De modo geral, acho que os atletas de fora dos EUA são aceitos, embora não sem complicações. No beisebol, por exemplo, muitas vezes estereotipamos os jogadores da América Latina como sendo egoístas e indisciplinados. Mas acho que a NBA é reconhecida como global de uma forma que nem o beisebol nem o futebol americano são, o que se traduz em mais aceitação. É claro que ajuda quando esses jogadores não são apenas excepcionais, mas também simpáticos. Giannis Antetokounmpo [jogador grego-nigeriano] e Victor Wembanyana [atleta francês], por exemplo, seriam populares em qualquer lugar. Dito isso, a mídia esportiva dos EUA tende a se preocupar abertamente com o “próximo rosto da liga” – levou muito tempo para parar de procurar o próximo Michael Jordan, por exemplo. LeBron James tem sido o rosto da liga há algum tempo, mas esse momento está claramente chegando ao fim [com a proximidade de sua aposentadoria]. Suspeito que há quem se preocupe se um jogador nascido no exterior pode ou não carregar esse título simbólico. Penso, por exemplo, no ceticismo de Stephen A. Smith [analista sobre NBA], há alguns anos, sobre Shohei Ohtani [arremessador e rebatedor japonês dos Los Angeles Dodger] como o rosto do beisebol.

Na NBA, o jogador universitário Cooper Flagg, da Universidade de Duke, se inscreveu no draft e foi selecionado pelo Dallas Mavericks, que foi o time com a primeira escolha do processo. Não é interessante que Flagg se torne o próximo “rosto americano” da NBA, já que ele é branco e nasceu no país?

Por falar em Stephen A. Smith, ele também sugeriu que os Mavericks se beneficiariam com a escolha de um superastro nacional e branco como Cooper Flagg. Não estou totalmente convencido de que isso seja importante para os torcedores da NBA como um todo, que são uma base de torcedores mais diversificada do que a encontrada na MLB ou na NFL. Mas há vários aspectos aqui – a troca de Luka Dončić [em fevereiro, o então time do atleta esloveno, os Mavericks, o trocou em um processo permitido pela NBA, por Anthony Davis, então jogador dos Los Angeles Lakers – uma troca amplamente questionada por toda a comunidade da NBA], os interesses políticos da proprietária do Mavericks, Miriam Adelson, e a política racial dos Estados Unidos e do Texas na era de Donald Trump sugerem que haverá esforços para tornar Flagg representante dos jogadores brancos nascidos nos Estados Unidos.

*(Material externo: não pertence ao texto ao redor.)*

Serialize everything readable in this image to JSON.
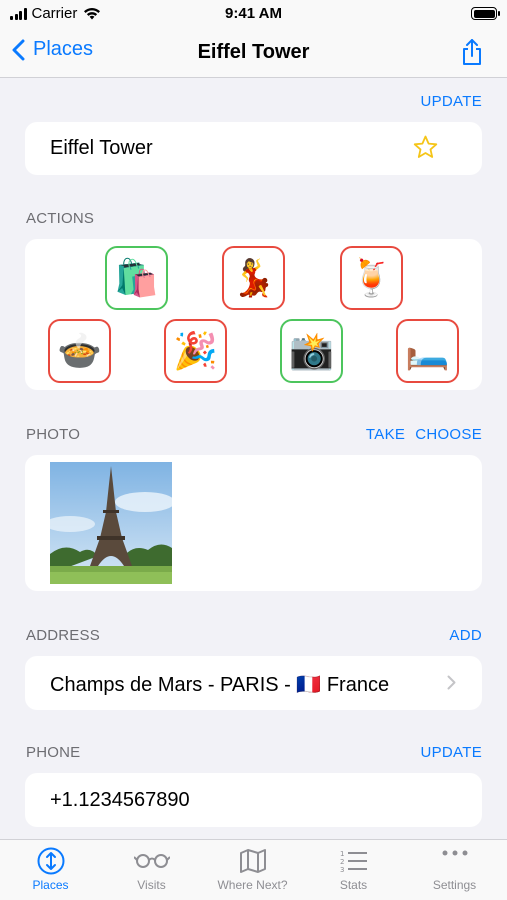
{
  "status_bar": {
    "carrier": "Carrier",
    "time": "9:41 AM"
  },
  "nav": {
    "back_label": "Places",
    "title": "Eiffel Tower"
  },
  "name_section": {
    "action": "UPDATE",
    "value": "Eiffel Tower"
  },
  "actions_section": {
    "label": "ACTIONS",
    "items": [
      {
        "name": "shopping",
        "emoji": "🛍️",
        "state": "green"
      },
      {
        "name": "dancing",
        "emoji": "💃",
        "state": "red"
      },
      {
        "name": "cocktail",
        "emoji": "🍹",
        "state": "red"
      },
      {
        "name": "food",
        "emoji": "🍲",
        "state": "red"
      },
      {
        "name": "party",
        "emoji": "🎉",
        "state": "red"
      },
      {
        "name": "photo",
        "emoji": "📸",
        "state": "green"
      },
      {
        "name": "sleep",
        "emoji": "🛏️",
        "state": "red"
      }
    ]
  },
  "photo_section": {
    "label": "PHOTO",
    "take": "TAKE",
    "choose": "CHOOSE"
  },
  "address_section": {
    "label": "ADDRESS",
    "action": "ADD",
    "value": "Champs de Mars - PARIS - 🇫🇷 France"
  },
  "phone_section": {
    "label": "PHONE",
    "action": "UPDATE",
    "value": "+1.1234567890"
  },
  "tabs": [
    {
      "label": "Places",
      "icon": "places-icon",
      "active": true
    },
    {
      "label": "Visits",
      "icon": "glasses-icon",
      "active": false
    },
    {
      "label": "Where Next?",
      "icon": "map-icon",
      "active": false
    },
    {
      "label": "Stats",
      "icon": "list-icon",
      "active": false
    },
    {
      "label": "Settings",
      "icon": "more-icon",
      "active": false
    }
  ],
  "colors": {
    "accent": "#0a7aff",
    "green": "#4cc55d",
    "red": "#e84a3f",
    "star": "#f5c518"
  }
}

Acho que isso seria lamentável, tanto porque seria injusto com Flagg quanto porque seria uma forma de favorecer nossas piores inclinações quando tentamos ter uma conversa nacional sobre raça.

Como os fãs norte-americanos de esportes que contam com a participação de estrangeiros estão lidando com o isolamento promovido pelo governo Trump e as deportações em massa? É possível que se torne cada vez mais difícil para os novos atletas e suas famílias virem para os EUA, com a qualidade das ligas diminuindo?

Até o momento, não sei se muitos torcedores veem alguma preocupação nesse sentido. A menos e até que as políticas do governo afetem diretamente o que eles estão assistindo, é provável que os fãs vejam o esporte como uma fuga, e não como uma extensão da política de Trump. Há poucas coisas previsíveis sobre Trump, mas ele parece gostar do esporte e de sua capacidade de se associar a ele. Se suas políticas tivessem efeitos negativos sobre essa associação, provavelmente veríamos algum tipo de mudança, que quase certamente seria apresentada como uma manobra política engenhosa.